Regardless of recoverability, HEX carried five distinct mission objectives, including: validating the aerodynamic design characteristics of the RLV during hypersonic flight, characterizing induced loads during hypersonic re-entry into the atmosphere, recovering the vehicle from the sea, assessing the performance of the carbon fibre used in construction of the nose of the vehicle, and demonstrating first stage separation sequencing.
It should be noted that these mission objectives have not been publically updated since 2009, which initially pointed at the “recovery of the vehicle” objective. However, that has since moved to future tests.
The Road to the HEX mission:
As with all first flight scenarios, several proposed and targeted launch dates have come and gone for the HEX mission.
The initially stated launch date was in 2009, but has slipped incrementally as various testing and support facilities came on line.
By the end of 2014, ISRO stated that the HEX mission would launch in one year’s time.
For a while, that looked like it would hold true, with numerous media events and releases in early 2015 stating that the HEX mission was targeted for the “first half of 2015”.

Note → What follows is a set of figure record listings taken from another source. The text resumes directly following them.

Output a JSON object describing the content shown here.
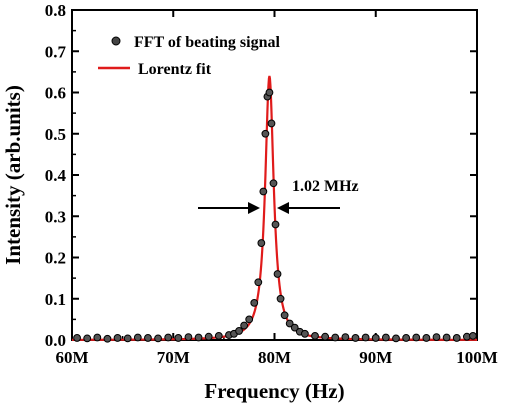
{
  "chart_data": {
    "type": "scatter",
    "title": "",
    "xlabel": "Frequency (Hz)",
    "ylabel": "Intensity (arb.units)",
    "xlim": [
      60,
      100
    ],
    "ylim": [
      0.0,
      0.8
    ],
    "x_unit": "MHz",
    "x_ticks": [
      60,
      70,
      80,
      90,
      100
    ],
    "x_tick_labels": [
      "60M",
      "70M",
      "80M",
      "90M",
      "100M"
    ],
    "y_ticks": [
      0.0,
      0.1,
      0.2,
      0.3,
      0.4,
      0.5,
      0.6,
      0.7,
      0.8
    ],
    "y_tick_labels": [
      "0.0",
      "0.1",
      "0.2",
      "0.3",
      "0.4",
      "0.5",
      "0.6",
      "0.7",
      "0.8"
    ],
    "grid": false,
    "legend_position": "top-left",
    "series": [
      {
        "name": "FFT of beating signal",
        "kind": "scatter",
        "color": "#000000",
        "x": [
          60.5,
          61.5,
          62.5,
          63.5,
          64.5,
          65.5,
          66.5,
          67.5,
          68.5,
          69.5,
          70.5,
          71.5,
          72.5,
          73.5,
          74.5,
          75.5,
          76.0,
          76.5,
          77.0,
          77.5,
          78.0,
          78.4,
          78.7,
          78.9,
          79.1,
          79.3,
          79.5,
          79.7,
          79.9,
          80.1,
          80.3,
          80.6,
          81.0,
          81.5,
          82.0,
          82.5,
          83.0,
          84.0,
          85.0,
          86.0,
          87.0,
          88.0,
          89.0,
          90.0,
          91.0,
          92.0,
          93.0,
          94.0,
          95.0,
          96.0,
          97.0,
          98.0,
          99.0,
          99.6
        ],
        "y": [
          0.005,
          0.004,
          0.006,
          0.003,
          0.005,
          0.004,
          0.006,
          0.005,
          0.004,
          0.006,
          0.005,
          0.007,
          0.006,
          0.008,
          0.01,
          0.012,
          0.015,
          0.022,
          0.035,
          0.05,
          0.09,
          0.14,
          0.235,
          0.36,
          0.5,
          0.59,
          0.6,
          0.525,
          0.38,
          0.28,
          0.16,
          0.1,
          0.06,
          0.04,
          0.03,
          0.02,
          0.015,
          0.01,
          0.008,
          0.006,
          0.007,
          0.005,
          0.006,
          0.005,
          0.006,
          0.004,
          0.005,
          0.006,
          0.005,
          0.007,
          0.006,
          0.005,
          0.008,
          0.01
        ]
      },
      {
        "name": "Lorentz fit",
        "kind": "line",
        "color": "#e01b1b",
        "center": 79.5,
        "fwhm": 1.02,
        "amplitude": 0.64,
        "baseline": 0.0
      }
    ],
    "annotations": [
      {
        "text": "1.02 MHz"
      }
    ]
  }
}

In March-April 2015, ISRO highlighted the work over the previous year toward RLV-TD, which included studies of 3D heat flux and shear distribution of heat over the test vehicle, software validations, uplink trials of telemetry packages with satellites, and actuator design, fabrication, and acceptance testing.
Moreover, the HS9 solid rocket motor’s Secondary Injection Thrust Vector Control System was tested successfully.
By April 2015, ISRO stated that the HS9 solid booster was at Satish Dhawan Space Centre and that flight of the HEX mission was on track to occur before July 1, 2015.
However, by mid-May 2015, launch had slipped to the second half of 2015, and vehicle integration was still 8-10 weeks away.
This delay was directly linked to ISRO’s decision to prioritize its commercial launches ahead of HEX.
The mission then slipped to early 2016 before settling in May 2016 after a leak was found before final ground testing on the RLV-TD.
The HEX vehicle arrived at the launch site in late-April and was integrated to its HS9 booster without publicized issue.
A Mission Readiness Review was conducted on May 11 and cleared the RLV-TD and booster for launch.